SuaraKalbar.id - Memasuki kuartal terakhir tahun 2024, PT. Borneo Alumina Indonesia (BAI) disebut sedang berambisi untuk mengoperasikan Pabrik Smelter Grade Alumina Refinery (SGAR) pada Oktober 2024. Namun, di tengah upaya mencapai target waktu tersebut, perusahaan menghadapi tantangan besar, baik dari sisi keselamatan kerja maupun transparansi informasi kepada publik.
Pada Minggu (4/8/2024), proyek konstruksi SGAR PT. BAI diwarnai insiden yang memakan korban jiwa. Seorang pekerja asal Aceh tewas bernama Irhamsyah tertimbun tanah saat sedang melakukan pengecekan kedalaman tanah untuk pemasangan pipa bersama rekannya. Selain Irhamsyah, satu orang lainnya bernama Rianto juga turut menjadi korban dalam kecelakaan kerja tersebut. Beruntung, nyawa Rianto dapat diselamatkan meski harus mendapatkan perawatan intensif di rumah sakit.
Kecelakaan kerja yang terjadi di PT BAI ini menimbulkan pertanyaan serius mengenai standar kesehatan dan keselamatan kerja (K3) yang diterapkan dalam proyek ini.
Direktur WALHI Kalimantan Barat, Hendrikus Adam, mengungkapkan keprihatinannya atas kejadian tersebut.
Baca Juga:Mempawah Siaga Bencana Asap, Titik Api Muncul di 7 Kecamatan
"Belum juga beroperasi, namun sudah memakan korban. Bukankah PT. BAI berkomitmen untuk menyerap tenaga kerja di Sungai Kunyit? Dengan kejadian ini, kita semakin mempertanyakan komitmen dan janji-janji manis PT. BAI," ujar Adam.
Ia mempertanyakan apakah komitmen perusahaan untuk memberdayakan tenaga kerja lokal benar-benar akan direalisasikan, mengingat adanya pekerja dari luar daerah, termasuk dari Tiongkok, yang terlibat dalam proyek tersebut.
Lebih jauh, WALHI Kalimantan Barat mengkritik minimnya transparansi informasi dari pihak perusahaan dan pemerintah terkait dampak pembangunan pabrik smelter ini terhadap masyarakat setempat.

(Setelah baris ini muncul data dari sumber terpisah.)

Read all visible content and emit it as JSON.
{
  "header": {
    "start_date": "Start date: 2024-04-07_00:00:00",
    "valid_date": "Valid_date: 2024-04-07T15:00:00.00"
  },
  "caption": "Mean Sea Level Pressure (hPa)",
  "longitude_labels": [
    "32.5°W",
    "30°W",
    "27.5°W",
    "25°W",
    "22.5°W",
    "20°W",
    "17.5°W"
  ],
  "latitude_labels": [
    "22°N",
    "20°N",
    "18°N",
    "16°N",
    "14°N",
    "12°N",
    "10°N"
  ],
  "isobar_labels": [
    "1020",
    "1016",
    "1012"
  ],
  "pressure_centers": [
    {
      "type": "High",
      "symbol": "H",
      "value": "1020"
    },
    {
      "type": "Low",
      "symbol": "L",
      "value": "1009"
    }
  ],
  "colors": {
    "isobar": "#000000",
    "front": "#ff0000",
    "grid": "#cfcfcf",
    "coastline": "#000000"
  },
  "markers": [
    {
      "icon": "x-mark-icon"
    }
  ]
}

Riset yang dilakukan menunjukkan bahwa informasi penting mengenai dampak lingkungan dan sosial dari proyek tersebut tidak disampaikan secara terbuka kepada penduduk lokal. Hal ini menimbulkan kekhawatiran bahwa proyek ini dapat menimbulkan dampak negatif yang signifikan, termasuk potensi pencemaran lingkungan akibat limbah beracun dari proses produksi.

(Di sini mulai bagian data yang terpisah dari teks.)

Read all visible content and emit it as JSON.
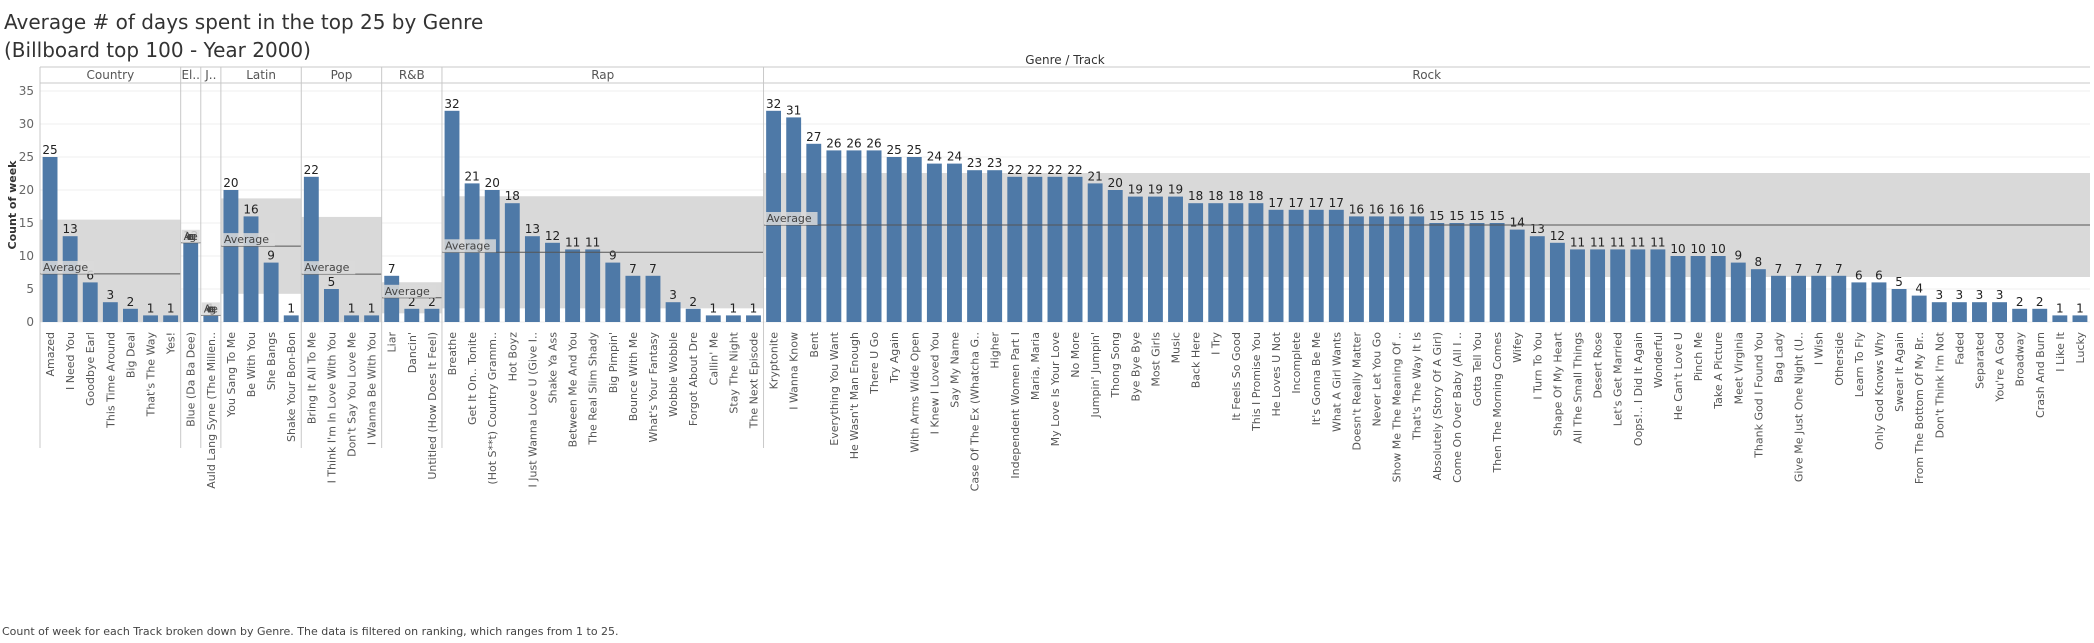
{
  "title": {
    "line1": "Average # of days spent in the top 25 by Genre",
    "line2": "(Billboard top 100 - Year 2000)"
  },
  "caption": "Count of week for each Track broken down by Genre. The data is filtered on ranking, which ranges from 1 to 25.",
  "colors": {
    "bar": "#4e79a7",
    "band": "#d9d9d9",
    "avg_line": "#555555",
    "divider": "#c8c8c8",
    "gridline": "#efefef"
  },
  "chart_data": {
    "type": "bar",
    "column_header": "Genre / Track",
    "ylabel": "Count of week",
    "ylim": [
      0,
      36
    ],
    "yticks": [
      0,
      5,
      10,
      15,
      20,
      25,
      30,
      35
    ],
    "reference_line_label": "Average",
    "grid": true,
    "genres": [
      {
        "name": "Country",
        "tracks": [
          "Amazed",
          "I Need You",
          "Goodbye Earl",
          "This Time Around",
          "Big Deal",
          "That's The Way",
          "Yes!"
        ],
        "values": [
          25,
          13,
          6,
          3,
          2,
          1,
          1
        ]
      },
      {
        "name": "El..",
        "tracks": [
          "Blue (Da Ba Dee)"
        ],
        "values": [
          12
        ]
      },
      {
        "name": "J..",
        "tracks": [
          "Auld Lang Syne (The Millen.."
        ],
        "values": [
          1
        ]
      },
      {
        "name": "Latin",
        "tracks": [
          "You Sang To Me",
          "Be With You",
          "She Bangs",
          "Shake Your Bon-Bon"
        ],
        "values": [
          20,
          16,
          9,
          1
        ]
      },
      {
        "name": "Pop",
        "tracks": [
          "Bring It All To Me",
          "I Think I'm In Love With You",
          "Don't Say You Love Me",
          "I Wanna Be With You"
        ],
        "values": [
          22,
          5,
          1,
          1
        ]
      },
      {
        "name": "R&B",
        "tracks": [
          "Liar",
          "Dancin'",
          "Untitled (How Does It Feel)"
        ],
        "values": [
          7,
          2,
          2
        ]
      },
      {
        "name": "Rap",
        "tracks": [
          "Breathe",
          "Get It On.. Tonite",
          "(Hot S**t) Country Gramm..",
          "Hot Boyz",
          "I Just Wanna Love U (Give I..",
          "Shake Ya Ass",
          "Between Me And You",
          "The Real Slim Shady",
          "Big Pimpin'",
          "Bounce With Me",
          "What's Your Fantasy",
          "Wobble Wobble",
          "Forgot About Dre",
          "Callin' Me",
          "Stay The Night",
          "The Next Episode"
        ],
        "values": [
          32,
          21,
          20,
          18,
          13,
          12,
          11,
          11,
          9,
          7,
          7,
          3,
          2,
          1,
          1,
          1
        ]
      },
      {
        "name": "Rock",
        "tracks": [
          "Kryptonite",
          "I Wanna Know",
          "Bent",
          "Everything You Want",
          "He Wasn't Man Enough",
          "There U Go",
          "Try Again",
          "With Arms Wide Open",
          "I Knew I Loved You",
          "Say My Name",
          "Case Of The Ex (Whatcha G..",
          "Higher",
          "Independent Women Part I",
          "Maria, Maria",
          "My Love Is Your Love",
          "No More",
          "Jumpin' Jumpin'",
          "Thong Song",
          "Bye Bye Bye",
          "Most Girls",
          "Music",
          "Back Here",
          "I Try",
          "It Feels So Good",
          "This I Promise You",
          "He Loves U Not",
          "Incomplete",
          "It's Gonna Be Me",
          "What A Girl Wants",
          "Doesn't Really Matter",
          "Never Let You Go",
          "Show Me The Meaning Of ..",
          "That's The Way It Is",
          "Absolutely (Story Of A Girl)",
          "Come On Over Baby (All I ..",
          "Gotta Tell You",
          "Then The Morning Comes",
          "Wifey",
          "I Turn To You",
          "Shape Of My Heart",
          "All The Small Things",
          "Desert Rose",
          "Let's Get Married",
          "Oops!.. I Did It Again",
          "Wonderful",
          "He Can't Love U",
          "Pinch Me",
          "Take A Picture",
          "Meet Virginia",
          "Thank God I Found You",
          "Bag Lady",
          "Give Me Just One Night (U..",
          "I Wish",
          "Otherside",
          "Learn To Fly",
          "Only God Knows Why",
          "Swear It Again",
          "From The Bottom Of My Br..",
          "Don't Think I'm Not",
          "Faded",
          "Separated",
          "You're A God",
          "Broadway",
          "Crash And Burn",
          "I Like It",
          "Lucky"
        ],
        "values": [
          32,
          31,
          27,
          26,
          26,
          26,
          25,
          25,
          24,
          24,
          23,
          23,
          22,
          22,
          22,
          22,
          21,
          20,
          19,
          19,
          19,
          18,
          18,
          18,
          18,
          17,
          17,
          17,
          17,
          16,
          16,
          16,
          16,
          15,
          15,
          15,
          15,
          14,
          13,
          12,
          11,
          11,
          11,
          11,
          11,
          10,
          10,
          10,
          9,
          8,
          7,
          7,
          7,
          7,
          6,
          6,
          5,
          4,
          3,
          3,
          3,
          3,
          2,
          2,
          1,
          1
        ]
      }
    ]
  }
}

Walhi menyebutkan bahwa penduduk lokal juga mengeluhkan kurangnya informasi mengenai potensi dampak negatif dari limbah-limbah seperti lumpur merah dan Fly Ash Bottom Ash (FABA) yang dihasilkan dari pembakaran batu bara. Ketidaktransparanan ini diduga menjadi bagian dari strategi untuk menghindari penolakan publik terhadap proyek tersebut.

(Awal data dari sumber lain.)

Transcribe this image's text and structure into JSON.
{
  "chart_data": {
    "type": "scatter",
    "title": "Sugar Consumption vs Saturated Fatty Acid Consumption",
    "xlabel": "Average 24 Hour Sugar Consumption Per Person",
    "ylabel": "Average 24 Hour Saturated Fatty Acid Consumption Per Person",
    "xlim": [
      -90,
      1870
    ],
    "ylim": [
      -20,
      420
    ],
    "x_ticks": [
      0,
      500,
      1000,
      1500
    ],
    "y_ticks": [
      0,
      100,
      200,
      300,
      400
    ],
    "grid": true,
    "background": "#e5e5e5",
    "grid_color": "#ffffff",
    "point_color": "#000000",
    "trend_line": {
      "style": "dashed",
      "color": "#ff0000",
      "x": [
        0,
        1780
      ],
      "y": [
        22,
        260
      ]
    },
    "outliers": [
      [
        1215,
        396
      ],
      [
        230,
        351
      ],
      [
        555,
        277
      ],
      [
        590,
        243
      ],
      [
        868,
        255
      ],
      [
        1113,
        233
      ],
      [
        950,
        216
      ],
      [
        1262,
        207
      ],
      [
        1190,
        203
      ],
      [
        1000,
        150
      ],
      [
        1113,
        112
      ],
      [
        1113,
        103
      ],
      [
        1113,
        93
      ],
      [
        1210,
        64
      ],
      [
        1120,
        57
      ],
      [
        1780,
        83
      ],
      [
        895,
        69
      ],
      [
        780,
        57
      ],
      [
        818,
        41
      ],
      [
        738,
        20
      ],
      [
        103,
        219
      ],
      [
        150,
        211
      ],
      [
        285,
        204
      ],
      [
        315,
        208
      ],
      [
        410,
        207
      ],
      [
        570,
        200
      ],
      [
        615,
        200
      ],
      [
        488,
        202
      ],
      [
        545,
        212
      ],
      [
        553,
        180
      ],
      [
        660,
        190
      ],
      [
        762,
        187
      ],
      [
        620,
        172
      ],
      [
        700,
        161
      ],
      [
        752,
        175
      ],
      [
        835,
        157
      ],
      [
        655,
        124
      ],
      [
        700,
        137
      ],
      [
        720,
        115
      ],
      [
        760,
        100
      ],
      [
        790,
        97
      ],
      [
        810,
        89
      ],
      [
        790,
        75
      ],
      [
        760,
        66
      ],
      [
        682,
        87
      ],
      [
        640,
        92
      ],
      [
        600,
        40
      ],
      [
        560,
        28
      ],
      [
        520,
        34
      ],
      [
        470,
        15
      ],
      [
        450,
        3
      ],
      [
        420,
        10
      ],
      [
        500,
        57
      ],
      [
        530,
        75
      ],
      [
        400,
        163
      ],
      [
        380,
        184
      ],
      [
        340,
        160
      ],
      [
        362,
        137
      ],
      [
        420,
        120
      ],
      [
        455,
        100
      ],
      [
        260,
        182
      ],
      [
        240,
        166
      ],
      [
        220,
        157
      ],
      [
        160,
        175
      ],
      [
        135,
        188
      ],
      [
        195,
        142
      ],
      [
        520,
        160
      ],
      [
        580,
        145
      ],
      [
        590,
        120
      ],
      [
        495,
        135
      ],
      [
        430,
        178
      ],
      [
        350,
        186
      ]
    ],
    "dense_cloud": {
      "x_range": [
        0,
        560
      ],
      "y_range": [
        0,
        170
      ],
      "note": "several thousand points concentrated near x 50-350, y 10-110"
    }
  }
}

Baca Juga:Kabut Asap Menguat, WALHI Desak Respons Cepat Pemda Kalbar
Hendrikus Adam menekankan perlunya perhatian terhadap pemasangan pipa di bawah tanah dalam proyek ini.
"Dengan ukuran yang sebesar itu, kemana pipa tersebut akan bermuara? Jangan sampai pipa tersebut malah mengarah ke laut dan digunakan sebagai instalasi pembuangan limbah," tambahnya.